Abstract

Pedestrian dead reckoning (PDR) is widely used for indoor localisation. Its principle is to recursively update the location of the pedestrian by using step length and step heading. A common method to estimate the heading in PDR is to use magnetometer measurements. However, unlike outdoor environments, the Earth's magnetic field is strongly perturbed inside buildings making the magnetometer measurements unreliable for heading estimation. This paper presents a new method to reduce heading estimation errors when magnetometers are used. The method consists of two components. The first component uses a machine learning algorithm to detect whether a heading estimate is within a specific error margin. Only heading estimates within the error margin are retained and passed to the second component, while the other estimates are discarded. The second component uses data fusion to average the heading estimates from multiple people walking in the same direction. The rationale of this component is based on the observation that magnetic perturbations are often highly localised in space and if multiple people are walking in the same direction, then only some of their magnetometers are likely to be perturbed.
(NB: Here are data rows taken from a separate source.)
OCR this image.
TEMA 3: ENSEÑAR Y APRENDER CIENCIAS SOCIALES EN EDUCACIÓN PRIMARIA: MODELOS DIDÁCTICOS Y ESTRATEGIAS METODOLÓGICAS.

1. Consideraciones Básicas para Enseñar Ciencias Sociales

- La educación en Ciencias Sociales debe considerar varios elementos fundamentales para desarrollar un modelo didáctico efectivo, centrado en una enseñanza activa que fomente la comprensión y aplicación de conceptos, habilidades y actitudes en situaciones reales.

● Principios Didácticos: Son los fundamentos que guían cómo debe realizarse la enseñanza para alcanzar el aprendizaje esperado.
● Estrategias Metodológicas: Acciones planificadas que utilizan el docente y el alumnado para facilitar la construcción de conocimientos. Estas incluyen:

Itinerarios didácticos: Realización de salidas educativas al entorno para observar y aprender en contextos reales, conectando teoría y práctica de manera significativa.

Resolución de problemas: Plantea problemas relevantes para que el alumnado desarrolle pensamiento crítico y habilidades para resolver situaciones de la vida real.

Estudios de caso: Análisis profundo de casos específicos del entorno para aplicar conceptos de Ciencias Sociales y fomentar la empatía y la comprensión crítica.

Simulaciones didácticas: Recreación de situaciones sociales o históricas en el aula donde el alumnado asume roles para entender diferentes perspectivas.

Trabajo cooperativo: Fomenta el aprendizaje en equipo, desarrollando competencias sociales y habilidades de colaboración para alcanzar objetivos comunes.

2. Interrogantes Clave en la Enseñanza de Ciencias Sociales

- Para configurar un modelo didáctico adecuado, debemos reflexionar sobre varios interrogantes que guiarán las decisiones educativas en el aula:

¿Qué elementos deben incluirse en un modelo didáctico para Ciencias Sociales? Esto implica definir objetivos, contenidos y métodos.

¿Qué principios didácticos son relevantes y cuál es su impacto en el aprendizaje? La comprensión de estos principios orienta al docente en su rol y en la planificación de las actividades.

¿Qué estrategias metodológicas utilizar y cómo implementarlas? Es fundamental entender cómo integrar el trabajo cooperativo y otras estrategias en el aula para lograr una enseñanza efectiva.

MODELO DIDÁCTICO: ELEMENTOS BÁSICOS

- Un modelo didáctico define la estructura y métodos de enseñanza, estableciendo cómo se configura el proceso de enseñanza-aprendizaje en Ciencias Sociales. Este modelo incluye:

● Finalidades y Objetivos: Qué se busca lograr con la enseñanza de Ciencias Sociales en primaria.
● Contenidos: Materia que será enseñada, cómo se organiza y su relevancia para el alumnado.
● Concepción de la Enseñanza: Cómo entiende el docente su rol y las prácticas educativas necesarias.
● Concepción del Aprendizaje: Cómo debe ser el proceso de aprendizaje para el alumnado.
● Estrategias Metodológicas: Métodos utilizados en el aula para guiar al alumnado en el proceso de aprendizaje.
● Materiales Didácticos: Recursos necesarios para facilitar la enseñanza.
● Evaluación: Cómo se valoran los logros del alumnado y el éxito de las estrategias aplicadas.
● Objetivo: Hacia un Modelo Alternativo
Data fusion between users can be carried out in a distributed manner by using a consensus algorithm with information sharing over wireless links. We tested the performance of our method using 92 datasets. The method is shown to provide an average heading estimate error of approximately 2°, which is more than 6-fold lower than the error of the heading estimate based only on raw magnetometer measurements (without any filtering and fusion). Assuming highly accurate step-length observation, the improved heading estimation leads to an average localisation accuracy of 55cm, which is an 80% improvement over PDR localisation using only raw magnetometer measurements.